Energetic Electron Acceleration and Injection During Dipolarization Events in Mercury's Magnetotail

Abstract

AbstractEnergetic particle bursts associated with dipolarization events within Mercury's magnetosphere were first observed by Mariner 10. The events appear analogous to particle injections accompanying dipolarization events at Earth. The Energetic Particle Spectrometer (3 s resolution) aboard MESSENGER determined the particle bursts are composed entirely of electrons with energies ≳ 300 keV. Here we use the Gamma‐Ray Spectrometer high‐time‐resolution (10 ms) energetic electron measurements to examine the relationship between energetic electron injections and magnetic field dipolarization in Mercury's magnetotail.

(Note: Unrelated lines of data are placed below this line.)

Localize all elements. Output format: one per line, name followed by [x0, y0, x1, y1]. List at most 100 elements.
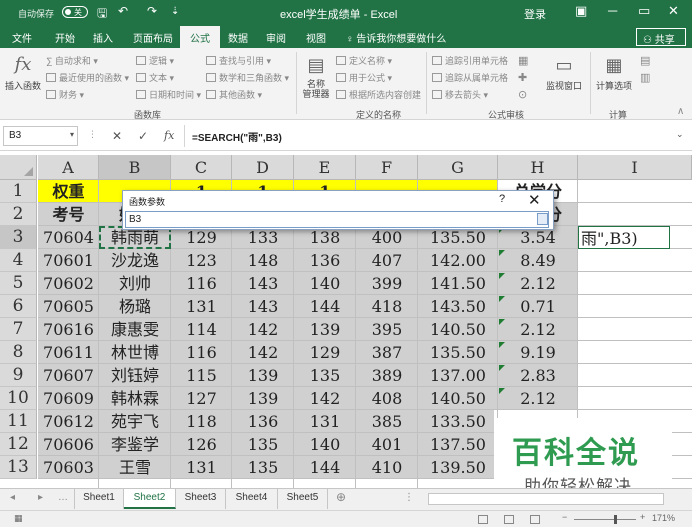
error-check-icon[interactable]: ✚ — [518, 71, 527, 84]
cell-c4[interactable]: 123 — [171, 249, 232, 272]
cell-a3[interactable]: 70604 — [38, 226, 99, 249]
cell-g5[interactable]: 141.50 — [418, 272, 498, 295]
sheet-next-icon[interactable]: ▸ — [38, 492, 43, 503]
cell-e9[interactable]: 135 — [294, 364, 356, 387]
cell-h9[interactable]: 2.83 — [498, 364, 578, 387]
collapse-ribbon-icon[interactable]: ∧ — [677, 106, 684, 117]
cell-g10[interactable]: 140.50 — [418, 387, 498, 410]
cell-d8[interactable]: 142 — [232, 341, 294, 364]
tab-formulas[interactable]: 公式 — [180, 26, 220, 48]
tab-view[interactable]: 视图 — [306, 30, 326, 45]
save-icon[interactable]: 🖫 — [97, 4, 107, 25]
tell-me-search[interactable]: ♀ 告诉我你想要做什么 — [346, 30, 446, 45]
sheet-tab-2[interactable]: Sheet2 — [124, 489, 176, 509]
cell-e11[interactable]: 131 — [294, 410, 356, 433]
column-header-c[interactable]: C — [171, 155, 232, 180]
cell-g11[interactable]: 133.50 — [418, 410, 498, 433]
calculation-options-button[interactable]: ▦ 计算选项 — [592, 54, 636, 92]
close-button[interactable]: ✕ — [668, 3, 679, 19]
column-header-i[interactable]: I — [578, 155, 692, 180]
cell-a7[interactable]: 70616 — [38, 318, 99, 341]
macro-record-icon[interactable]: ▦ — [14, 513, 23, 524]
row-header-8[interactable]: 8 — [0, 341, 37, 364]
calculate-sheet-icon[interactable]: ▥ — [640, 71, 650, 84]
cell-f8[interactable]: 387 — [356, 341, 418, 364]
cell-d7[interactable]: 142 — [232, 318, 294, 341]
undo-icon[interactable]: ↶ — [118, 4, 128, 18]
name-manager-button[interactable]: ▤ 名称 管理器 — [300, 54, 332, 99]
row-header-5[interactable]: 5 — [0, 272, 37, 295]
cell-a4[interactable]: 70601 — [38, 249, 99, 272]
cell-e7[interactable]: 139 — [294, 318, 356, 341]
cell-d13[interactable]: 135 — [232, 456, 294, 479]
show-formulas-icon[interactable]: ▦ — [518, 54, 528, 67]
cell-g12[interactable]: 137.50 — [418, 433, 498, 456]
cell-h10[interactable]: 2.12 — [498, 387, 578, 410]
cell-c6[interactable]: 131 — [171, 295, 232, 318]
cell-f4[interactable]: 407 — [356, 249, 418, 272]
column-header-e[interactable]: E — [294, 155, 356, 180]
sheet-prev-icon[interactable]: ◂ — [10, 492, 15, 503]
text-button[interactable]: 文本 ▾ — [136, 71, 174, 84]
cell-c11[interactable]: 118 — [171, 410, 232, 433]
row-header-13[interactable]: 13 — [0, 456, 37, 479]
redo-icon[interactable]: ↷ — [147, 4, 157, 18]
cell-d9[interactable]: 139 — [232, 364, 294, 387]
argument-input[interactable]: B3 — [125, 211, 549, 228]
cell-g6[interactable]: 143.50 — [418, 295, 498, 318]
select-all-button[interactable] — [0, 155, 37, 180]
cell-e6[interactable]: 144 — [294, 295, 356, 318]
cell-f7[interactable]: 395 — [356, 318, 418, 341]
column-header-d[interactable]: D — [232, 155, 294, 180]
tab-file[interactable]: 文件 — [12, 30, 32, 45]
cell-h7[interactable]: 2.12 — [498, 318, 578, 341]
add-sheet-icon[interactable]: ⊕ — [336, 490, 346, 504]
cell-b5[interactable]: 刘帅 — [99, 272, 171, 295]
dialog-close-button[interactable]: ✕ — [528, 191, 541, 209]
remove-arrows-button[interactable]: 移去箭头 ▾ — [432, 88, 488, 101]
insert-function-icon[interactable]: fx — [164, 129, 174, 142]
cell-a9[interactable]: 70607 — [38, 364, 99, 387]
calculate-now-icon[interactable]: ▤ — [640, 54, 650, 67]
cell-h8[interactable]: 9.19 — [498, 341, 578, 364]
tab-split-handle[interactable]: ⋮ — [404, 492, 414, 503]
cell-d6[interactable]: 143 — [232, 295, 294, 318]
name-box[interactable]: B3 ▾ — [3, 126, 78, 146]
logical-button[interactable]: 逻辑 ▾ — [136, 54, 174, 67]
math-trig-button[interactable]: 数学和三角函数 ▾ — [206, 71, 289, 84]
cell-e13[interactable]: 144 — [294, 456, 356, 479]
cell-b7[interactable]: 康惠雯 — [99, 318, 171, 341]
cell-f6[interactable]: 418 — [356, 295, 418, 318]
tab-home[interactable]: 开始 — [55, 30, 75, 45]
cell-b6[interactable]: 杨璐 — [99, 295, 171, 318]
row-header-7[interactable]: 7 — [0, 318, 37, 341]
watch-window-button[interactable]: ▭ 监视窗口 — [544, 54, 584, 92]
cell-c13[interactable]: 131 — [171, 456, 232, 479]
cell-h4[interactable]: 8.49 — [498, 249, 578, 272]
cell-a1[interactable]: 权重 — [38, 180, 99, 203]
ribbon-display-options-icon[interactable]: ▣ — [575, 3, 587, 19]
cell-d4[interactable]: 148 — [232, 249, 294, 272]
financial-button[interactable]: 财务 ▾ — [46, 88, 84, 101]
lookup-button[interactable]: 查找与引用 ▾ — [206, 54, 271, 67]
zoom-slider[interactable] — [574, 519, 636, 520]
cell-b11[interactable]: 苑宇飞 — [99, 410, 171, 433]
help-button[interactable]: ? — [499, 193, 505, 205]
column-header-g[interactable]: G — [418, 155, 498, 180]
insert-function-button[interactable]: fx 插入函数 — [4, 54, 42, 92]
expand-formula-bar-icon[interactable]: ⌄ — [676, 129, 684, 140]
sheet-tab-4[interactable]: Sheet4 — [226, 489, 278, 509]
cell-a6[interactable]: 70605 — [38, 295, 99, 318]
cell-h6[interactable]: 0.71 — [498, 295, 578, 318]
cell-c5[interactable]: 116 — [171, 272, 232, 295]
minimize-button[interactable]: ─ — [608, 3, 617, 18]
row-header-11[interactable]: 11 — [0, 410, 37, 433]
cell-g9[interactable]: 137.00 — [418, 364, 498, 387]
cell-e12[interactable]: 140 — [294, 433, 356, 456]
enter-icon[interactable]: ✓ — [138, 129, 148, 143]
date-time-button[interactable]: 日期和时间 ▾ — [136, 88, 201, 101]
row-header-10[interactable]: 10 — [0, 387, 37, 410]
cell-f5[interactable]: 399 — [356, 272, 418, 295]
sheet-more-icon[interactable]: … — [58, 492, 68, 503]
normal-view-icon[interactable] — [478, 515, 488, 524]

Between March 2013 and April 2015, we identify 2,976 electron burst events within Mercury's magnetotail, 538 of which are closely associated with dipolarization events. These dipolarizations are detected on the basis of their rapid (~2 s) increase in the northward component of the tail magnetic field (ΔBz ~30 nT), which typically persists for ~10 s. Similar to those at Earth, we find that these dipolarizations appear to be low‐entropy, depleted flux tubes convecting planetward following the collapse of the inner magnetotail. We find that electrons experience brief, yet intense, betatron and Fermi acceleration during these dipolarizations, reaching energies ~130 keV and contributing to nightside precipitation. Thermal protons experience only modest betatron acceleration. While only ~25% of energetic electron events in Mercury's magnetotail are directly associated with dipolarization, the remaining events are consistent with the Near‐Mercury Neutral Line model of magnetotail injection and eastward drift about Mercury, finding that electrons may participate in Shabansky‐like closed drifts about the planet. Magnetotail dipolarization may be the dominant source of energetic electron acceleration in Mercury's magnetosphere.